Background: Vascular disease is promoted by systemic inflammation that can arise from sites distal to the affected vessels. We sought to characterize the net inflammatory potential of serum from patients with coronary artery disease (CAD) using cultured endothelial cells as a cumulative biosensor. Methods and results: Serum samples from CAD patients (N = 45) and healthy control subjects (N = 48) were incubated with primary human coronary artery endothelial cells at a 1:10 dilution for 4h, followed by isolation of the cellular RNA. Alteration of inflammation-responsive elements (adhesion molecules and cytokines) was assessed by gene expression. Specific indicators included intercellular adhesion molecule-1 (ICAM-1), vascular cell adhesion molecule-1 (VCAM-1), and interleukin-8 (IL-8). Additionally, the cytokine levels in serum samples from all subjects were quantified. Serum from CAD subjects induced greater endothelial ICAM-1, VCAM-1, and IL-8 expression compared to healthy control serum (p<0.001 for each analysis).

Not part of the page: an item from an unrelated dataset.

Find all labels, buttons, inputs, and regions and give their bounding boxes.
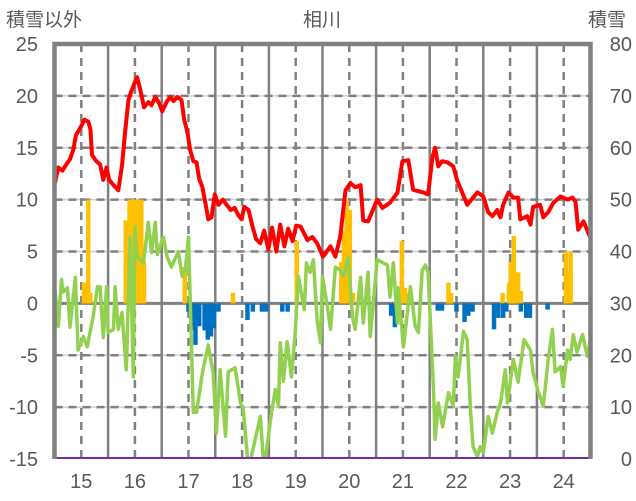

The three indicators of inflammatory potential (ICAM-1, VCAM-1, and IL-8 mRNA) trended independently of each other and also of serum inflammatory biomarkers. IL-8 expression correlated negatively with serum HDL levels but positively correlated with VLDL, plasminogen activator inhibitor-1 and C-reactive protein. Interestingly, serum levels of cytokines in CAD patients were not statistically different from healthy control subjects. A year of follow-up in a sub-group of CAD subjects revealed relatively stable measures. Conclusions: As yet unidentified circulating factors in the serum of CAD patients appear to activate endothelial cells, leading to upregulation of adhesion molecules and chemokines. This cumulative assay performed well in terms of discriminating patients with CAD compared to healthy subjects, with greater range and specificity than specific inflammatory markers.